Brachydactyly A-1 mutations restricted to the central region of the N-terminal active fragment of Indian Hedgehog

Abstract

Mutations in the gene Indian Hedgehog (IHH) that cause Brachydactyly A-1 (BDA1) have been restricted to a specific region of the N-terminal active fragment of Indian Hedgehog involving codons 95, 100, 131, and 154. We describe two novel mutations in codons 128 and 130, not previously implicated in BDA1. Furthermore, we identified an independent mutation at codon 131 and we also describe a New Zealand family, which carries the 'Farabee' founder mutation and haplotype. All of the BDA1 mutations occur in a restricted area of the N-terminal active fragment of the IHH and are in contrast to those mutations causing an autosomal recessive acrocapitofemoral dysplasia, whose mutations are located at the distal N- and C-terminal regions of IHH-N and are physically separated from the BDA1-causing mutations. The identification of multiple independent mutations in codons 95, 100, and now in 131, implicate a discrete function for this region of the protein. Finally, we present a clinical review of all reported and confirmed cases of BDA1, highlighting features of the disorder, which add to the spectrum of the IHH mutations.

Figure 1

Alignment of the amino acid sequence of IHH with those of other species, as well as with human SHH and DHH. The amino acid sequence of the human IHH was aligned with those of mouse Ihh, chicken Ihh, African clawed frog (banded hedgehog), and zebrafish (echidna hedgehog). The alignment has been anchored to the Homo sapien IHH amino acid sequence, and the amino acid numbers are listed above.

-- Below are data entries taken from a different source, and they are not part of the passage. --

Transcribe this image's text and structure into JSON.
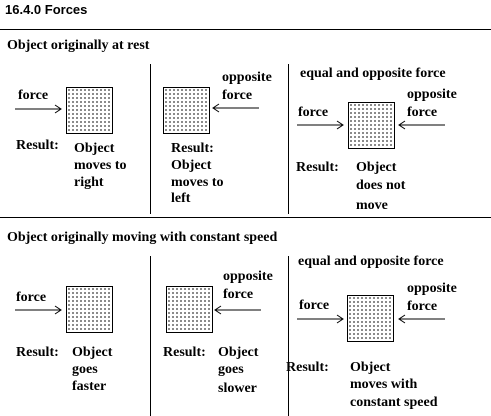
{
  "title": "16.4.0 Forces",
  "sections": [
    {
      "heading": "Object originally at rest",
      "panels": [
        {
          "force_label": "force",
          "result_label": "Result:",
          "result_lines": [
            "Object",
            "moves to",
            "right"
          ]
        },
        {
          "opposite_label_lines": [
            "opposite",
            "force"
          ],
          "result_label": "Result:",
          "result_lines": [
            "Object",
            "moves to",
            "left"
          ]
        },
        {
          "caption": "equal and opposite force",
          "force_label": "force",
          "opposite_label_lines": [
            "opposite",
            "force"
          ],
          "result_label": "Result:",
          "result_lines": [
            "Object",
            "does not",
            "move"
          ]
        }
      ]
    },
    {
      "heading": "Object originally moving with constant speed",
      "panels": [
        {
          "force_label": "force",
          "result_label": "Result:",
          "result_lines": [
            "Object",
            "goes",
            "faster"
          ]
        },
        {
          "opposite_label_lines": [
            "opposite",
            "force"
          ],
          "result_label": "Result:",
          "result_lines": [
            "Object",
            "goes",
            "slower"
          ]
        },
        {
          "caption": "equal and opposite force",
          "force_label": "force",
          "opposite_label_lines": [
            "opposite",
            "force"
          ],
          "result_label": "Result:",
          "result_lines": [
            "Object",
            "moves with",
            "constant speed"
          ]
        }
      ]
    }
  ]
}
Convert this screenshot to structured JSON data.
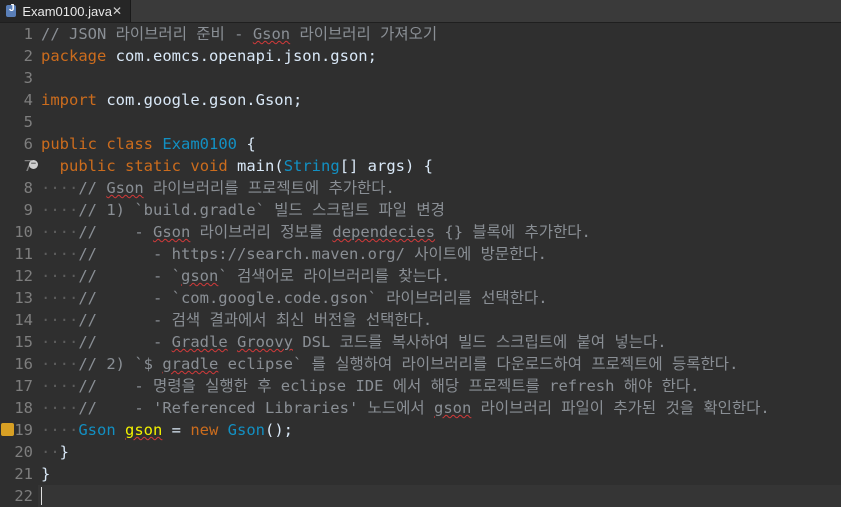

These were further aligned with the amino acid sequences of human SHH and DHH. Residues associated with disease are indicated by an arrow and by the wild-type amino acids in red. Heterozygous mutations D100N, R128Q, T130N, and E131K are associated with BDA1 in this study (denoted by an asterisk^*). Other BDA1-causing heterozygous mutations E95K, D100E, and E131K were described by Gao et al; D100N was described by McCready et al, Giordano et al, and McCready et al; E95G was described by Kirkpatrick et al; T154I was described by Liu et al; and delE95 was described by Lodder et al. Homozygous mutations, P46L and V190A, were described by Hellemans et al and are associated with ACFD.

Figure 2

Pedigrees of four families with BDA1. Brachydactyly type A1 is transmitted as an autosomal dominant trait in all families. Probands are denoted by arrows. Numbers represent the sample number assigned to the DNA of individuals who participated in this study. Those members of family 4 above the dashed line represent members who were described earlier by Nissen.

Figure 3

Hand radiographs of affected members of families 1, 3, and 4.

Figure 4

Mutations in IHH. (a) Family 1, c.383G>A; (b) Family 2, c.389C>A; (c) Family 3, c.391G>A; (d) Family 4, c.298G>A.

Figure 5

Three-dimensional reconstruction of the N-terminal active fragment of Indian Hedgehog defining the positions of the amino acids, whose mutation have been implicated in Brachydactyly type A1 or Acrocapitofemoral dysplasia pathogenesis. To compare the locations of the Indian Hedgehog mutations, the crystal structure of the amino-terminal domain of mouse Shh (1VHH.pdb) was used because of its high similarity to IHH. The equivalent positions were utilized. Numbers indicate the amino acid positions. ACFD mutations (blue); BDA1 mutations at codon 100 (red), codons 95, 131, and 154 (green), and codons 128, 130 (orange) are shown. N and C termini are indicated. The ribbons represent α-helices. The three representations are shown from a perspective, in which the N and C termini are closest to the viewer; at the top of the molecule; and furthest away from the viewer, projecting into the page. All the BDA1 mutations appear to cluster in the central portion of IHH-N.